迟早有那么一天,美国将发现自己面临巨大的财政问题。在manbetx20客户端下载
衰退和刺激措施的共同作用了,美国出现了创纪录的赤字,且manbetx20客户端下载
复苏将难以接近重建收支平衡的程度。对于自己所要求得到的权利和愿意支付的税收,美国选民有一些重大问题需要回答。
这一黯淡的前景,似乎并非呼吁美国改革社会政策的理想背景。但这正是美国布鲁金斯学会(Brookings Institution)学者伊莎贝尔•索希尔(Isabel Sawhill)和罗恩•哈斯金斯(Ron Haskins)在他们的新书——《创造一个有机遇的社会》(Creating an Opportunity Society)中提出的观点。
这样的呼声可能目前看起来有些不切实际,但我们应该为作者拒绝改变自己的研究方向而表示祝贺——这不仅是因为书中充满了绝妙的分析和建议。通过以下两方面,可以证明他们的努力也正合时宜。
该书指出,我们可以将严格的财政纪律与雄心勃勃的社会政策结合在一起,而许多政府官员往往容易忘记这一点。它同时指出,走中间路线——旨在取悦左派和右派中温和分子、在政治上可行的政策——用不着犹犹豫豫。掌握这些经验教训,是打破财政僵局和解决其它难题的关键。
许多美国人认为,他们生活在一个比大多数国家都能更好地为公民提供发展机遇的社会。美国不是世界上最平等的社会,也不希望成为这样的社会。重要的是,穷人可以养活自己。
《创造一个有机遇的社会》开篇指出,这是一个有些荒诞的提法,尤其是对于最贫穷的孩子而言。以国际标准衡量,美国的代际流动 (intergenerational mobility)相当低。这将会使闯入美国公共住宅项目或问题重重的内城贫民学校的少数人感到吃惊,但美国中产阶级却永远不会有这种经历。数据显示,与英国相比,出生在收入分配排名前后20%家庭的美国孩子停留在原阶层的可能性更大,而较之瑞典和丹麦等国家,这种可能性要大得多。
但政府应如何解决这个问题?这本书肯定了一些文献中已确认的研究发现,即如果贫穷的孩子做到三件事情,那么,他们就几乎肯定能转变为中产阶级。这三件事情是:完成高中教育、拥有一份全职工作和先结婚后生子。美国之所以作为机遇社会上表现欠佳,是因为有太多美国年轻人没能做到其中的一项或更多。这本书集中研究了这些领域。
正如奥巴马(Obama)政府认识到的,教育是关键所在。《创造一个有机遇的社会》一书呼吁政府逐步加大对穷人早期教育项目的投入。各项研究显示,此项投资收益极其丰厚。
作者还建议出台改进学校教育的政策,比如,采纳国家标准(提高现有的基于各州的《不让一个孩子掉队》法案(No Child Left Behind)的标准);出台新的联邦激励措施(如奥巴马政府正推出的那些措施),以鼓励聘请和留用优秀教师;支持强调秩序、良好出勤率、基本技能和经常性评估的“家长式”学校。教师工会会对上述举措提出了诸多异议。
作者表示,政府可以通过扩大劳动所得税额抵减 (EITC)制度和支持职业培训的方式,增强对找工作和坚持工作的激励。
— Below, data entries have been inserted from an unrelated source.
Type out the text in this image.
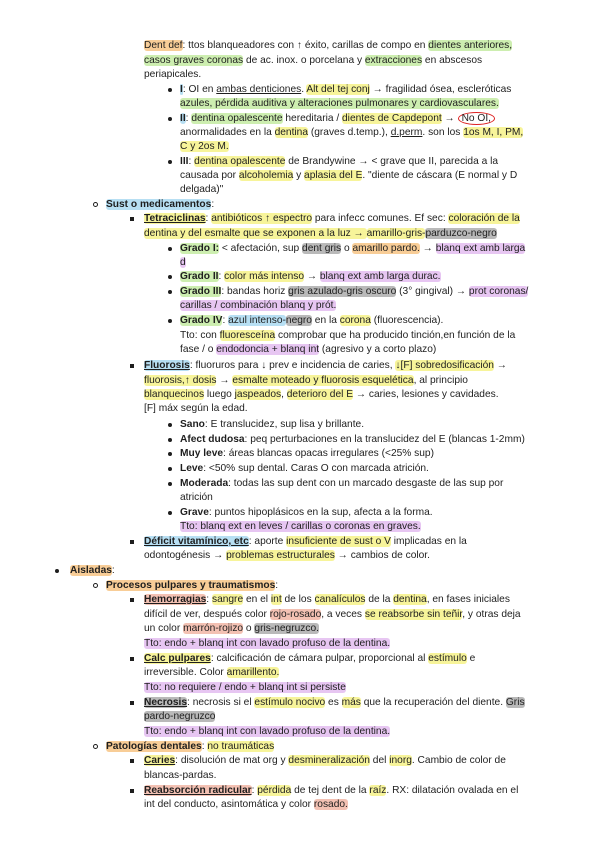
Dent def: ttos blanqueadores con ↑ éxito, carillas de compo en dientes anteriores,
casos graves coronas de ac. inox. o porcelana y extracciones en abscesos
periapicales.
I: OI en ambas denticiones. Alt del tej conj → fragilidad ósea, escleróticas
azules, pérdida auditiva y alteraciones pulmonares y cardiovasculares.
II: dentina opalescente hereditaria / dientes de Capdepont → No OI,
anormalidades en la dentina (graves d.temp.), d.perm. son los 1os M, I, PM,
C y 2os M.
III: dentina opalescente de Brandywine → < grave que II, parecida a la
causada por alcoholemia y aplasia del E. "diente de cáscara (E normal y D
delgada)"
Sust o medicamentos:
Tetraciclinas: antibióticos ↑ espectro para infecc comunes. Ef sec: coloración de la
dentina y del esmalte que se exponen a la luz → amarillo-gris-parduzco-negro
Grado I: < afectación, sup dent gris o amarillo pardo. → blanq ext amb larga
d
Grado II: color más intenso → blanq ext amb larga durac.
Grado III: bandas horiz gris azulado-gris oscuro (3° gingival) → prot coronas/
carillas / combinación blanq y prót.
Grado IV: azul intenso-negro en la corona (fluorescencia).
Tto: con fluoresceína comprobar que ha producido tinción,en función de la
fase / o endodoncia + blanq int (agresivo y a corto plazo)
Fluorosis: fluoruros para ↓ prev e incidencia de caries, ↓[F] sobredosificación →
fluorosis,↑ dosis → esmalte moteado y fluorosis esquelética, al principio
blanquecinos luego jaspeados, deterioro del E → caries, lesiones y cavidades.
[F] máx según la edad.
Sano: E translucidez, sup lisa y brillante.
Afect dudosa: peq perturbaciones en la translucidez del E (blancas 1-2mm)
Muy leve: áreas blancas opacas irregulares (<25% sup)
Leve: <50% sup dental. Caras O con marcada atrición.
Moderada: todas las sup dent con un marcado desgaste de las sup por
atrición
Grave: puntos hipoplásicos en la sup, afecta a la forma.
Tto: blanq ext en leves / carillas o coronas en graves.
Déficit vitamínico, etc: aporte insuficiente de sust o V implicadas en la
odontogénesis → problemas estructurales → cambios de color.
Aisladas:
Procesos pulpares y traumatismos:
Hemorragias: sangre en el int de los canalículos de la dentina, en fases iniciales
difícil de ver, después color rojo-rosado, a veces se reabsorbe sin teñir, y otras deja
un color marrón-rojizo o gris-negruzco.
Tto: endo + blanq int con lavado profuso de la dentina.
Calc pulpares: calcificación de cámara pulpar, proporcional al estímulo e
irreversible. Color amarillento.
Tto: no requiere / endo + blanq int si persiste
Necrosis: necrosis si el estímulo nocivo es más que la recuperación del diente. Gris
pardo-negruzco
Tto: endo + blanq int con lavado profuso de la dentina.
Patologías dentales: no traumáticas
Caries: disolución de mat org y desmineralización del inorg. Cambio de color de
blancas-pardas.
Reabsorción radicular: pérdida de tej dent de la raíz. RX: dilatación ovalada en el
int del conducto, asintomática y color rosado.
但他们表示,政府应维持或收紧上世纪90年代福利改革中的工作资格要求。如此一来,许多自由主义者将有所克制,因为他们将被告知,需经历上学、就业、婚后生子的“成功三步曲”,而这些则要求更坚定的家庭优先的劝说和激励。“对于那些辩称这个目标已经过时、或与现代文化不符的人,我们的反驳是,现代文化与孩子的需求不符。”这就是他们的观点。
扣除本书希望削减的项目所节省的费用,这些扩大后的新增干预成本每年约为200亿美元。以目前的标准衡量,这似乎不多,但作为铁杆的财政保守派,两位作者认为,美国连现有的承诺都承担不起,更别说新的承诺。因此,他们在此提出了最为大胆的建议。美国社会契约需要修订,以减少老年人——他们中的很多人相对富裕 ——的所得,以此增加穷人的所得。
这说起来容易,但做起来很难。目前对削减联邦医疗保险计划(Medicare)——针对老年人的公共医疗保险计划——的担忧就突显了这一问题。两位作者希望能在这一领域以及社会保障支出方面节省一些钱,而社保领域又是一个政治禁区。
随着即将来临的财政紧急状态逐渐成形,我们必须有所行动。任何与问题规模相当的选择都不会容易。这本书的最大优点——集综合政策指南与新社会契约框架于一身 ——不仅在于承认美国的上进心未达到应有的水平,而且还呼吁政府采取行动、坚持财政纪律。它真正的优点在于其与众不同的美国疗法,其重点是褒奖努力而非游手好闲,以及坚持强调个人责任。
这种混合自由与保守主题的方式,将会招致两个政党的攻击。但如果采取中间路线,它可以赢得双方的公开支持,并且它也应该这么做。中间路线不一定是软弱的。它也可以是勇敢和有力的。来自激进中心(radical centre)的政策,正是美国所需要的。